I frown as I try not to think about it and I find myself fiddling with the engagement ring on my finger. I am engaged to Loki, the man I love and yet I fear what could happen to him. He is so determined to protect me and I love that about him. I really love him and the idea of marrying him, makes me so happy. His proposal was so sweet and loving and then the ring... so beautiful. But I have this horrible feeling that I could lose him if I'm not careful. He wants to protect me, save me so much that I fear he would die protecting me. And the sheer idea of losing him terrifies me more than anything even more than the threat of the order. I just can't lose Loki. I love him too much.... I think it would break me if something bad happened to him.
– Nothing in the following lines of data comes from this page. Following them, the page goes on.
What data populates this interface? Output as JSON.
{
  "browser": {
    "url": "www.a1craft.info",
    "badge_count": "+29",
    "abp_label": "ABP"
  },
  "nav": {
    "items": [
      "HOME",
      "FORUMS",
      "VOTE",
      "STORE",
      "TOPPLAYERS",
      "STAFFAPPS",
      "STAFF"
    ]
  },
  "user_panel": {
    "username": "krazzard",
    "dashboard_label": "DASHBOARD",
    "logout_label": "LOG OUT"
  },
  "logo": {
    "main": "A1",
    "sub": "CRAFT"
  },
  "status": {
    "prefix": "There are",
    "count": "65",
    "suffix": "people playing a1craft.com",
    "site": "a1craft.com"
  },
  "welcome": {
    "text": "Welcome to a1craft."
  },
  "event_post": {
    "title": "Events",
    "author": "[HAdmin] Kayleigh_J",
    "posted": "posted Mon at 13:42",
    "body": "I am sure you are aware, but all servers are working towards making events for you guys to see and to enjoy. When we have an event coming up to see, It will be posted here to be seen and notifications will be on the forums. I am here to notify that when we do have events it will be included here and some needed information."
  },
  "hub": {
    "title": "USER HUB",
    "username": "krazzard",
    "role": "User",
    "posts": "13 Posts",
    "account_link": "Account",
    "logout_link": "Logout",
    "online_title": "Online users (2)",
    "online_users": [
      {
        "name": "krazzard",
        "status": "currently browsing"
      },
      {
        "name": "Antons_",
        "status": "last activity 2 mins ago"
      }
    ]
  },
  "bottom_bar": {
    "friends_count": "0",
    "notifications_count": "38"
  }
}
The sheer thought hurts and the idea of Loki dead flashes in my mind and I feel myself tense up. What if they break in and Loki dies protecting me? Gets hurt? I try to relax and not think about it but I can't help it. The last thing I want is for him to die for me. I love him so much and losing him... I don't think I could cope if I ever lost him.

I'm so distracted with my thoughts, the notion of losing Loki that I haven't realised that he has stopped reading out loud to me. He has put the book down and staring at me intently, worried.

"Katrina what's wrong?" He asks me, "Talk to me my love."

I force a smile, "Nothing's wrong."

He gives me a look, "Katrina I am the god of mischief and famous for my silver tongue, do you really think I can't tell when you're lying?" I frown before he says, "Please talk to me. What is troubling you? Is it the Order? Or something else?"

I take a breath, "Actually... I'm worried about you." He looks at me confused so I add, "About losing you."

He shakes his head, "You're not going to lose me."

I pull away from him, forcing myself to sit up properly against the head board, "Damian and his order are not going to stop coming for me and I fear... that you could get hurt protecting me or even die and the idea of losing you..."

He interrupts me, moving to sit up beside me, "Katrina nothing bad is going to happen to me."

"You can't say that." I look at him, feeling the tears brimming, "I know you Loki. I know you would do anything for me and I know that includes dying. You can't deny it either. I know if the Order attacked right now you would do anything to save me including giving up your life. And I can't lose you Loki, I just can't. It would terrify me, break me if something..."

He interrupts me again, putting his finger on my lips, "Yes, you're right. I would give up my life for yours. I would do it in a heartbeat. I don't think I would even hesitate. But you're not going to lose me."

I look at him, moving his finger aside, "But you just said..."

"You won't lose me." He reassures me, "I have escaped death many times, it's one of my things, resurrecting. It annoys my brother a lot." We chuckle at that, "Yes I would give up my life for yours but it doesn't mean it's going to happen. I will protect you but I have every intention to keep us both alive and together."

"Loki I can't lose you." I whisper.

He smiles at me, "You won't. The palace is in lockdown, magically warded and the warriors are patrolling everywhere. When they do come, we will defeat them and we will be together. So I promise you, you won't lose me, not any time soon. I love you and I won't let anything break us apart."

I smile, "You and your silver tongue, always know how to cheer me up. But it doesn't mean that I am not worried."

"Then maybe I should distract you." He says with a mischievous grin.

"How are you going to do that?" I ask him, intrigued.